The Linux m68k toolchains (as I am using) define size_t as "unsigned int", whereas bare-metal m68k toolchains (as you are using) define size_t as "unsigned long".
People often want to adjust the type definition to the toolchains they are using.
Commit ddc94378d changed __kernel_size_t definition from "unsigned int" to "unsigned long".
Commit fbe79a17 changed it back to "unsigned int" again.
BTW, Linux Kernel has the same problem as we have for U-Boot.
I posted a question about this to LKML.
If you are interested in it, check out this thread: https://lkml.org/lkml/2014/12/15/110
According to that thread, the solution the kernel folks chose is to always use toolchains configured for Linux.
For U-Boot, I think we have two options
[1] Follow the Linux's way: Ban bare-metal toolchains and always use kernel.org ones
[2] Use __SIZE_TYPE__ (or include <stddef.h>) to support both types of toolchains.
Many thanks for the deep analysis and clarifications.
For me, it is good we know [1] is compiling properly, so i am fine to adopt the kernel.org 32/64 bit toolchains for m68k development, if the community agree, i can prepare a u.boot m68k wiki page with this information.

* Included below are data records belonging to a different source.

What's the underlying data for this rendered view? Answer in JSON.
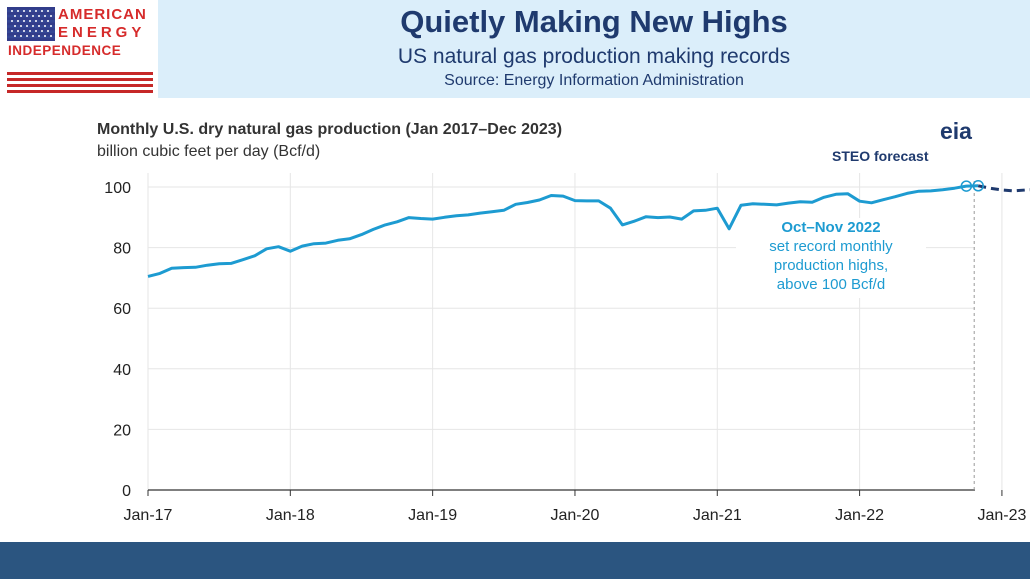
{
  "header": {
    "logo_lines": [
      "AMERICAN",
      "ENERGY",
      "INDEPENDENCE"
    ],
    "title": "Quietly Making New Highs",
    "subtitle": "US natural gas production making records",
    "source": "Source: Energy Information Administration"
  },
  "colors": {
    "header_bg": "#dbeefa",
    "title_color": "#1f3a6e",
    "logo_red": "#d62b2b",
    "line_color": "#1d9bd1",
    "forecast_color": "#1f3a6e",
    "footer_bg": "#2b5580"
  },
  "chart_data": {
    "type": "line",
    "title": "Monthly U.S. dry natural gas production (Jan 2017–Dec 2023)",
    "ylabel": "billion cubic feet per day (Bcf/d)",
    "xlabel": "",
    "ylim": [
      0,
      100
    ],
    "yticks": [
      "0",
      "20",
      "40",
      "60",
      "80",
      "100"
    ],
    "xticks": [
      "Jan-17",
      "Jan-18",
      "Jan-19",
      "Jan-20",
      "Jan-21",
      "Jan-22",
      "Jan-23"
    ],
    "grid": true,
    "x_start": "Jan 2017",
    "series": [
      {
        "style": "solid",
        "values": [
          70.5,
          71.5,
          73.2,
          73.4,
          73.5,
          74.2,
          74.7,
          74.8,
          76.0,
          77.3,
          79.6,
          80.3,
          78.8,
          80.5,
          81.3,
          81.5,
          82.4,
          82.9,
          84.3,
          86.0,
          87.5,
          88.5,
          89.9,
          89.6,
          89.4,
          90.0,
          90.5,
          90.8,
          91.4,
          91.8,
          92.3,
          94.3,
          94.9,
          95.7,
          97.2,
          97.0,
          95.5,
          95.4,
          95.4,
          93.0,
          87.5,
          88.7,
          90.2,
          89.9,
          90.1,
          89.4,
          92.1,
          92.3,
          93.0,
          86.2,
          94.0,
          94.5,
          94.3,
          94.1,
          94.7,
          95.1,
          95.0,
          96.6,
          97.6,
          97.8,
          95.3,
          94.8,
          95.8,
          96.8,
          97.9,
          98.6,
          98.7,
          99.1,
          99.6,
          100.3,
          100.4
        ]
      },
      {
        "name": "STEO forecast",
        "style": "dashed",
        "values": [
          100.4,
          99.6,
          99.0,
          98.7,
          99.0,
          99.2,
          99.5,
          99.6,
          99.6,
          99.7,
          99.8,
          99.9,
          100.0,
          100.1,
          100.2
        ]
      }
    ],
    "annotation": {
      "title": "Oct–Nov 2022",
      "lines": [
        "set record monthly",
        "production highs,",
        "above 100 Bcf/d"
      ]
    },
    "forecast_label": "STEO forecast",
    "source_logo": "eia"
  }
}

The discussion for [2] is interesting to me, i am trying to understand the thing properly but i still have some doubts: from my understanding, a bare-metal toolchain should be without libc support (or minimal), so the kernel.org "nolibc" should be considered bare-metal ? If so, could the issue be related to "certain" toolchain only ?

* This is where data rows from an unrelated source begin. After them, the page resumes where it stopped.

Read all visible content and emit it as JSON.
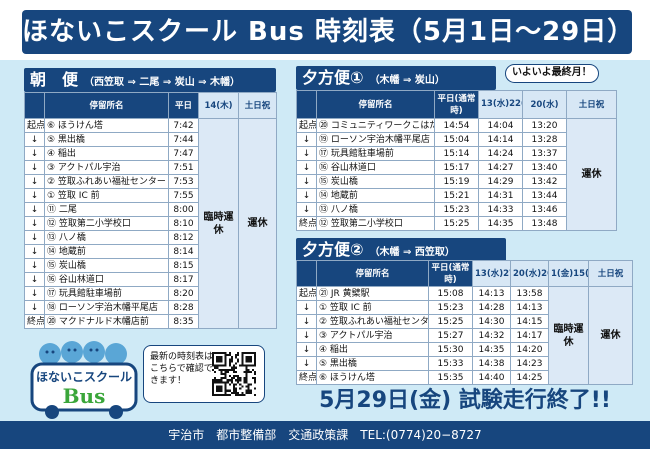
{
  "title": "ほないこスクール Bus 時刻表（5月1日〜29日）",
  "morning": {
    "heading": "朝　便",
    "route": "（西笠取 ⇒ 二尾 ⇒ 炭山 ⇒ 木幡）",
    "headers": [
      "停留所名",
      "平日",
      "14(木)",
      "土日祝"
    ],
    "merged_a": "臨時運休",
    "merged_b": "運休",
    "rows": [
      {
        "k": "起点",
        "stop": "⑥ ほうけん塔",
        "t": "7:42"
      },
      {
        "k": "↓",
        "stop": "⑤ 黒出橋",
        "t": "7:44"
      },
      {
        "k": "↓",
        "stop": "④ 稲出",
        "t": "7:47"
      },
      {
        "k": "↓",
        "stop": "③ アクトパル宇治",
        "t": "7:51"
      },
      {
        "k": "↓",
        "stop": "② 笠取ふれあい福祉センター",
        "t": "7:53"
      },
      {
        "k": "↓",
        "stop": "① 笠取 IC 前",
        "t": "7:55"
      },
      {
        "k": "↓",
        "stop": "⑪ 二尾",
        "t": "8:00"
      },
      {
        "k": "↓",
        "stop": "⑫ 笠取第二小学校口",
        "t": "8:10"
      },
      {
        "k": "↓",
        "stop": "⑬ 八ノ橋",
        "t": "8:12"
      },
      {
        "k": "↓",
        "stop": "⑭ 地蔵前",
        "t": "8:14"
      },
      {
        "k": "↓",
        "stop": "⑮ 炭山橋",
        "t": "8:15"
      },
      {
        "k": "↓",
        "stop": "⑯ 谷山林道口",
        "t": "8:17"
      },
      {
        "k": "↓",
        "stop": "⑰ 玩具館駐車場前",
        "t": "8:20"
      },
      {
        "k": "↓",
        "stop": "⑱ ローソン宇治木幡平尾店",
        "t": "8:28"
      },
      {
        "k": "終点",
        "stop": "⑳ マクドナルド木幡店前",
        "t": "8:35"
      }
    ]
  },
  "evening1": {
    "heading": "夕方便①",
    "route": "（木幡 ⇒ 炭山）",
    "badge": "いよいよ最終月！",
    "headers": [
      "停留所名",
      "平日(通常時)",
      "13(水)22(金)27(水)",
      "20(水)",
      "土日祝"
    ],
    "merged": "運休",
    "rows": [
      {
        "k": "起点",
        "stop": "⑳ コミュニティワークこはた館前",
        "t1": "14:54",
        "t2": "14:04",
        "t3": "13:20"
      },
      {
        "k": "↓",
        "stop": "⑲ ローソン宇治木幡平尾店",
        "t1": "15:04",
        "t2": "14:14",
        "t3": "13:28"
      },
      {
        "k": "↓",
        "stop": "⑰ 玩具館駐車場前",
        "t1": "15:14",
        "t2": "14:24",
        "t3": "13:37"
      },
      {
        "k": "↓",
        "stop": "⑯ 谷山林道口",
        "t1": "15:17",
        "t2": "14:27",
        "t3": "13:40"
      },
      {
        "k": "↓",
        "stop": "⑮ 炭山橋",
        "t1": "15:19",
        "t2": "14:29",
        "t3": "13:42"
      },
      {
        "k": "↓",
        "stop": "⑭ 地蔵前",
        "t1": "15:21",
        "t2": "14:31",
        "t3": "13:44"
      },
      {
        "k": "↓",
        "stop": "⑬ 八ノ橋",
        "t1": "15:23",
        "t2": "14:33",
        "t3": "13:46"
      },
      {
        "k": "終点",
        "stop": "⑫ 笠取第二小学校口",
        "t1": "15:25",
        "t2": "14:35",
        "t3": "13:48"
      }
    ]
  },
  "evening2": {
    "heading": "夕方便②",
    "route": "（木幡 ⇒ 西笠取）",
    "headers": [
      "停留所名",
      "平日(通常時)",
      "13(水)27(水)",
      "20(水)26(火)",
      "1(金)15(金)",
      "土日祝"
    ],
    "merged_a": "臨時運休",
    "merged_b": "運休",
    "rows": [
      {
        "k": "起点",
        "stop": "㉑ JR 黄檗駅",
        "t1": "15:08",
        "t2": "14:13",
        "t3": "13:58"
      },
      {
        "k": "↓",
        "stop": "① 笠取 IC 前",
        "t1": "15:23",
        "t2": "14:28",
        "t3": "14:13"
      },
      {
        "k": "↓",
        "stop": "② 笠取ふれあい福祉センター",
        "t1": "15:25",
        "t2": "14:30",
        "t3": "14:15"
      },
      {
        "k": "↓",
        "stop": "③ アクトパル宇治",
        "t1": "15:27",
        "t2": "14:32",
        "t3": "14:17"
      },
      {
        "k": "↓",
        "stop": "④ 稲出",
        "t1": "15:30",
        "t2": "14:35",
        "t3": "14:20"
      },
      {
        "k": "↓",
        "stop": "⑤ 黒出橋",
        "t1": "15:33",
        "t2": "14:38",
        "t3": "14:23"
      },
      {
        "k": "終点",
        "stop": "⑥ ほうけん塔",
        "t1": "15:35",
        "t2": "14:40",
        "t3": "14:25"
      }
    ]
  },
  "mascot": {
    "line1": "ほないこスクール",
    "line2": "Bus"
  },
  "bubble": "最新の時刻表はこちらで確認できます！",
  "end_note": "5月29日(金) 試験走行終了!!",
  "footer": "宇治市　都市整備部　交通政策課　TEL:(0774)20−8727",
  "colors": {
    "primary": "#17467e",
    "background": "#cfeaf6",
    "accent_green": "#3aa63a"
  },
  "icons": [
    "qr-code-icon",
    "bus-mascot-icon"
  ]
}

Also, i am not understanding, i am comparing now 2 different toolchains:
CROSS_COMPILE=/opt/toolchains/Sourcery_CodeBench_Lite_for_ColdFire_ELF/bin/m68k-elf- /MAKEALL -a m68k compiles with warning: format '%zx' expects argument of type 'size_t', but argument 4 has type 'unsigned int' [-Wformat]
CROSS_COMPILE=/opt/toolchains/Sourcery_CodeBench_Lite_for_ColdFire_uClinux/bin/m68k-uclinux- ./MAKEALL -a m68k this compiles fine, no warnings
But if i look to the <stddef.h> of the 2 toolchains, they are exactly the same. So why the compilers expects different definitions of size_t ?
Regards, Angelo Dureghello
Option [2] would be better of course, could the change to use __SIZE_TYPE__ (or include <stddef.h>) be done in a single place ? What impact it can have for other architectures then ?
We can also simply collect in a wiki page for m68k dev this informations, (to use kernel.org, and explain the warning reason).